Imagine a school lunch room – hungry kids eagerly opening lunch boxes and bags, ready to dig in. Over at a corner table, a group of kids sit with meager lunches; some have nothing to eat at all. When you consider this image it’s not hard to imagine how you’d feel. Most of us would want to do something quickly for the kids without enough to eat.

Now picture this; the same lunch room, the same kids with healthy lunches and the same kids with little or nothing to eat. Imagine the lunch room monitor throwing away the nutritious lunches because others don’t have as much, saying it’s just not fair that some should eat when others are hungry.  If some have to suffer on next to nothing then everyone should suffer.

The argument that no-one should have more than the least fortunate of us is an increasingly common, divisive and destructive argument.

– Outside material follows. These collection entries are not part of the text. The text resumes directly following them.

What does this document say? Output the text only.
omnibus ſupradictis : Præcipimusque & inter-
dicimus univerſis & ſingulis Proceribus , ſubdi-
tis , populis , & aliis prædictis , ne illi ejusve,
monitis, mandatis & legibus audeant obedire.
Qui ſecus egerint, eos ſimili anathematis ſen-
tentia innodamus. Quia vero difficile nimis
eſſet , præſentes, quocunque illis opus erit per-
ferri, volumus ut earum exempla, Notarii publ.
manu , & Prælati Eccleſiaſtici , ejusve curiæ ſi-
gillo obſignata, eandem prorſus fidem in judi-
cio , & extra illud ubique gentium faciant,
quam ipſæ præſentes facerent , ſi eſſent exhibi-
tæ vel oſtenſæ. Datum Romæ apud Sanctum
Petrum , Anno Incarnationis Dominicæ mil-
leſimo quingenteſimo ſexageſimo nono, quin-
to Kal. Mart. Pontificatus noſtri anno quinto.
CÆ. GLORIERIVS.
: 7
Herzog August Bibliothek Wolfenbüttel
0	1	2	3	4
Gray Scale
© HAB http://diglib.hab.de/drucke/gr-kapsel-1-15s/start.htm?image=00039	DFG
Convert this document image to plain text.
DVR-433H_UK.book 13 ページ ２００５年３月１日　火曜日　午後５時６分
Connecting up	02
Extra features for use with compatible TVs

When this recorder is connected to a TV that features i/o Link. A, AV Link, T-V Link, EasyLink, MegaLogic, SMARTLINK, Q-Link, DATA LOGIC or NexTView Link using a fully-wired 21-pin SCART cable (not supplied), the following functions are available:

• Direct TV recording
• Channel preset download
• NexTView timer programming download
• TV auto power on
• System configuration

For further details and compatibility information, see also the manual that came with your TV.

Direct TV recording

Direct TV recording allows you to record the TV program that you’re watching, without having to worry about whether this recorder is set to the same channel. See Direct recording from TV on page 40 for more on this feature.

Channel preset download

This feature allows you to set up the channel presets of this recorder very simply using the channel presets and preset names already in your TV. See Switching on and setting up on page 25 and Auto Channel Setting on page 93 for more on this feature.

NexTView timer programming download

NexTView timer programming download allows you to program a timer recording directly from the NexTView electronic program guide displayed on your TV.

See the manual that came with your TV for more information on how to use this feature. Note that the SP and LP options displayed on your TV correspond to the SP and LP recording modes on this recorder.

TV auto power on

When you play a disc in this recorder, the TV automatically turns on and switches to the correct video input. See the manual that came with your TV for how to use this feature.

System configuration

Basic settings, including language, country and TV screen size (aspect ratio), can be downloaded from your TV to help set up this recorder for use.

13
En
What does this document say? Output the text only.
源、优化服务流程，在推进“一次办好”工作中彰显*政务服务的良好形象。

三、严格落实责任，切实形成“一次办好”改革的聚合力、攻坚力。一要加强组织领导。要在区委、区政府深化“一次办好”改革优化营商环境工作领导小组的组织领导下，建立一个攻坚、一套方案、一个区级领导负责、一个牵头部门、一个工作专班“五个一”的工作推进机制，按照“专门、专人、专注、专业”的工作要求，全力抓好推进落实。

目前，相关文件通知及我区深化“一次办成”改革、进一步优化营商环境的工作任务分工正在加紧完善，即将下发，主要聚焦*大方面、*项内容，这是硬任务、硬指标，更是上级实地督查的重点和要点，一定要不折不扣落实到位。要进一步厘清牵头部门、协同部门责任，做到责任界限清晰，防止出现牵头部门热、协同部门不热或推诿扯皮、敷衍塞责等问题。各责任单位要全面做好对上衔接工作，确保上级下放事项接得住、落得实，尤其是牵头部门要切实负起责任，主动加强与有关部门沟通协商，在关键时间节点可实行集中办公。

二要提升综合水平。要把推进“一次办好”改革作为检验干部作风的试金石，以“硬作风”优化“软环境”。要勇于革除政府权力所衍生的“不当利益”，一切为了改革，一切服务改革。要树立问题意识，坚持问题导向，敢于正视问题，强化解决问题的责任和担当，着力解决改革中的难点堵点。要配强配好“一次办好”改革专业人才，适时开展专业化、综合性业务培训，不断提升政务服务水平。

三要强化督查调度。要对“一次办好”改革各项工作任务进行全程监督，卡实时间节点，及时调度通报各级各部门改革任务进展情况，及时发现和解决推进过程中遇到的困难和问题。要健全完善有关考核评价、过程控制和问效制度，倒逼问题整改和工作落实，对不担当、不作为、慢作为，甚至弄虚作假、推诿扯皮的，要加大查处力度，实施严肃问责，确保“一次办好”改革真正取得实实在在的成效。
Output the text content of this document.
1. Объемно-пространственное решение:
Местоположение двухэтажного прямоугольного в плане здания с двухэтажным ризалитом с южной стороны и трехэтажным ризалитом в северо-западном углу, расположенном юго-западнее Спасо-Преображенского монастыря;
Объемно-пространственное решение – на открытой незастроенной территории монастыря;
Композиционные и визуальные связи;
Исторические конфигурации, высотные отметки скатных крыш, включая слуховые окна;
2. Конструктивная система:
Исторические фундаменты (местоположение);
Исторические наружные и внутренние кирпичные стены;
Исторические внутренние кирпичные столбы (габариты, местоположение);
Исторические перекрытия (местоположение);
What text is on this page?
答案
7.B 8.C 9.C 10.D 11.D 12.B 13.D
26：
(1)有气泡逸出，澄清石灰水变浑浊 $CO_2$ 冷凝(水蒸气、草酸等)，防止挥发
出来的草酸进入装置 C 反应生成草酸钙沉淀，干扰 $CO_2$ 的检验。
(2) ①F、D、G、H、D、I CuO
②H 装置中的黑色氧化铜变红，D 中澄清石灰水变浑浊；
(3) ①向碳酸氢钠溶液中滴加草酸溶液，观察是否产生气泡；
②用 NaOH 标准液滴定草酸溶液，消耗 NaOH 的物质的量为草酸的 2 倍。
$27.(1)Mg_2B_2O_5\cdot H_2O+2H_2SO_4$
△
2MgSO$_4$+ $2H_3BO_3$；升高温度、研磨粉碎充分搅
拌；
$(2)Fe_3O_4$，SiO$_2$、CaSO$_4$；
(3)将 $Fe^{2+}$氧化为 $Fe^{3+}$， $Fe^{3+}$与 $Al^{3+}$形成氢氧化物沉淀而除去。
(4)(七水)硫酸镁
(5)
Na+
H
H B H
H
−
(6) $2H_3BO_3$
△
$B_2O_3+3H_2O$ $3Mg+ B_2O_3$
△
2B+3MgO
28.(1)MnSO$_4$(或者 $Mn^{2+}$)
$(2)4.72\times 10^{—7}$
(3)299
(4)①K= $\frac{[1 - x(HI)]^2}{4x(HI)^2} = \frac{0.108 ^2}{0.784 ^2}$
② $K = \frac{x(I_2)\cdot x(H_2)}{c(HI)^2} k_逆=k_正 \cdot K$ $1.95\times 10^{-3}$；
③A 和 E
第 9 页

In this story, unionized workers are the kids with the healthy lunches. The more you hear from the right wing media the more you’ll believe that the economic difficulties faced by western society are all because of greedy union workers. The facts are that corporations have rights similar to those of individuals, that pay levels for CEO’s have ballooned & ballooned again over the last two decades and that powerful corporate lobbies influence and control our governments. We hear again and again how unions are too big, too strong, too powerful – how unions have destroyed the economy, ensuring that jobs are moved offshore, taking with them all hope for advancement and prosperity of the middle class.

The reality is that prosperity and the middle class came to be in North America because of unions. Collective bargaining secured the things we take for granted.  Those advantages will disappear completely with the destruction of unions and the labour movement.

Whatever your opinion of unions it would be difficult to imagine any corporate agenda that would choose to spend any more on worker rights and benefits than absolutely necessary. If unions would simply step out of the way and stop demanding health & safety provisions, liveable wage certainty & health care benefits, more profit could be earned for shareholders and CEO salaries could be even higher. Why would any employer choose to give paid vacation leave if it didn’t have to? Why ensure new mothers can take time off to care for new babies? Removing hard won benefits and lowering salaries in unionized sectors will only encourage private sector and non-unionized employers to continue the downward trend; offering ever lower wages, fewer benefits, part-time jobs and no pensions.

Unions protect workers. Unions create higher standards for all workers, whether they are in a union or not.

In a just society, we try to make sure everyone has what they need; we try to raise people up with dignity. The lunch room analogy is an illustration of the race to the bottom we see so much of these days – the argument that because some don’t have much, nobody should have anything. It’s a mean spirited analogy; a mean spirited belief. It goes against the core values of most of us in this country. When we stop to think about it,  is blaming unionized workers and trying to strip them of their rights any different than throwing out a lunch? Let’s try instead to make sure that everyone has access to a living wage, to health care, to dignity and security. It’s not a free lunch; it’s fair.